Everybody Wants to Be a Hero

throughout all of the novels we have read over the semester, there is very few aspect to tread a connection through all of them. We have gone to a variety of different time periods, different types of narration, and different realms of realism.There is a “hero complex” within the desires of every main character we have read.

In Zulus, Alice Achitophel wants to be the one to bring a new life into a serialized world. In Home, Frank Money wants to save his sister to make up for his wrongdoings in war. Blake sees a community of diseased outcasts as a possibility for medical intervention rather than a new way of life in Clay’s Ark. Finally, Mike Spitz sees himself as “an angel of death”, saving the skels and stalkers in the city from an eternity of wandering.
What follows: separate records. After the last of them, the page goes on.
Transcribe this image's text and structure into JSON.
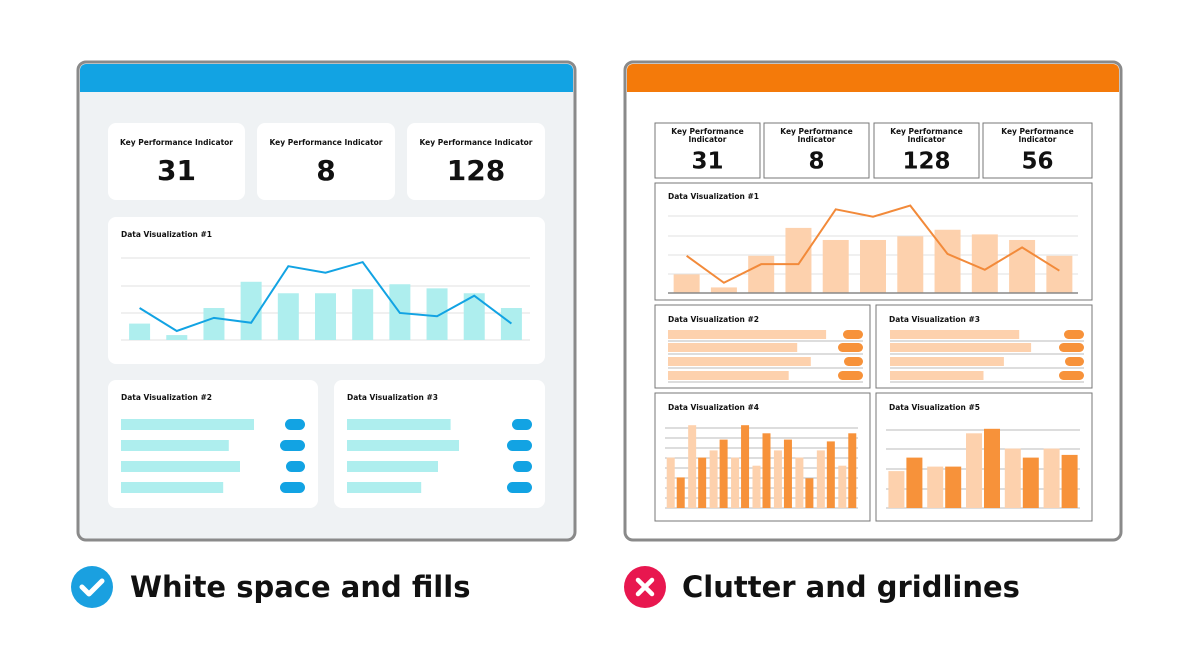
{
  "left": {
    "kpis": [
      {
        "label": "Key Performance Indicator",
        "value": 31
      },
      {
        "label": "Key Performance Indicator",
        "value": 8
      },
      {
        "label": "Key Performance Indicator",
        "value": 128
      }
    ],
    "viz1": {
      "title": "Data Visualization #1",
      "bars": [
        20,
        6,
        39,
        71,
        57,
        57,
        62,
        68,
        63,
        57,
        39
      ],
      "line": [
        39,
        11,
        27,
        21,
        90,
        82,
        95,
        33,
        29,
        54,
        20
      ]
    },
    "viz2": {
      "title": "Data Visualization #2",
      "bars": [
        95,
        77,
        85,
        73
      ]
    },
    "viz3": {
      "title": "Data Visualization #3",
      "bars": [
        74,
        80,
        65,
        53
      ]
    }
  },
  "right": {
    "kpis": [
      {
        "label": "Key Performance Indicator",
        "value": 31
      },
      {
        "label": "Key Performance Indicator",
        "value": 8
      },
      {
        "label": "Key Performance Indicator",
        "value": 128
      },
      {
        "label": "Key Performance Indicator",
        "value": 56
      }
    ],
    "viz1": {
      "title": "Data Visualization #1",
      "bars": [
        20,
        6,
        40,
        70,
        57,
        57,
        61,
        68,
        63,
        57,
        40
      ],
      "line": [
        40,
        11,
        31,
        31,
        90,
        82,
        94,
        42,
        25,
        49,
        24
      ]
    },
    "viz2": {
      "title": "Data Visualization #2",
      "bars": [
        93,
        76,
        84,
        71
      ]
    },
    "viz3": {
      "title": "Data Visualization #3",
      "bars": [
        76,
        83,
        67,
        55
      ]
    },
    "viz4": {
      "title": "Data Visualization #4",
      "light": [
        56,
        92,
        64,
        56,
        47,
        64,
        56,
        64,
        47
      ],
      "dark": [
        34,
        56,
        76,
        92,
        83,
        76,
        33,
        74,
        83
      ]
    },
    "viz5": {
      "title": "Data Visualization #5",
      "light": [
        41,
        46,
        83,
        66,
        66
      ],
      "dark": [
        56,
        46,
        88,
        56,
        59
      ]
    }
  },
  "captions": {
    "good": "White space and fills",
    "bad": "Clutter and gridlines"
  }
}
I do not see this complex as the defining features of the characters, but they are major pulling points in the plots of each novel. And in the end, these mindsets are meant not to be fulfilled. In every example I have listed, the end consequences of the book never match up to the hopes set up by the characters. It may seem then, that the entire journey that had been embarked on was in vain, none of it mattering in the end. But really, there would never be an ending if these characters continued on in their delusion. If Alice Achitophel had continued to try for another baby after she had lost her second, she and Kevin wouldn’t have the opportunity to kill the dying world. She does get to become a “hero” just not in the way she imagined it.

Creating a hero complex in characters is in no way a bad thing, but an author must do so while fully aware of what it truly means. A true hero is real and complex. They can save the day, but never in a way they would expect. In the wise words of David Bowie, “We can be heroes, just for one day.”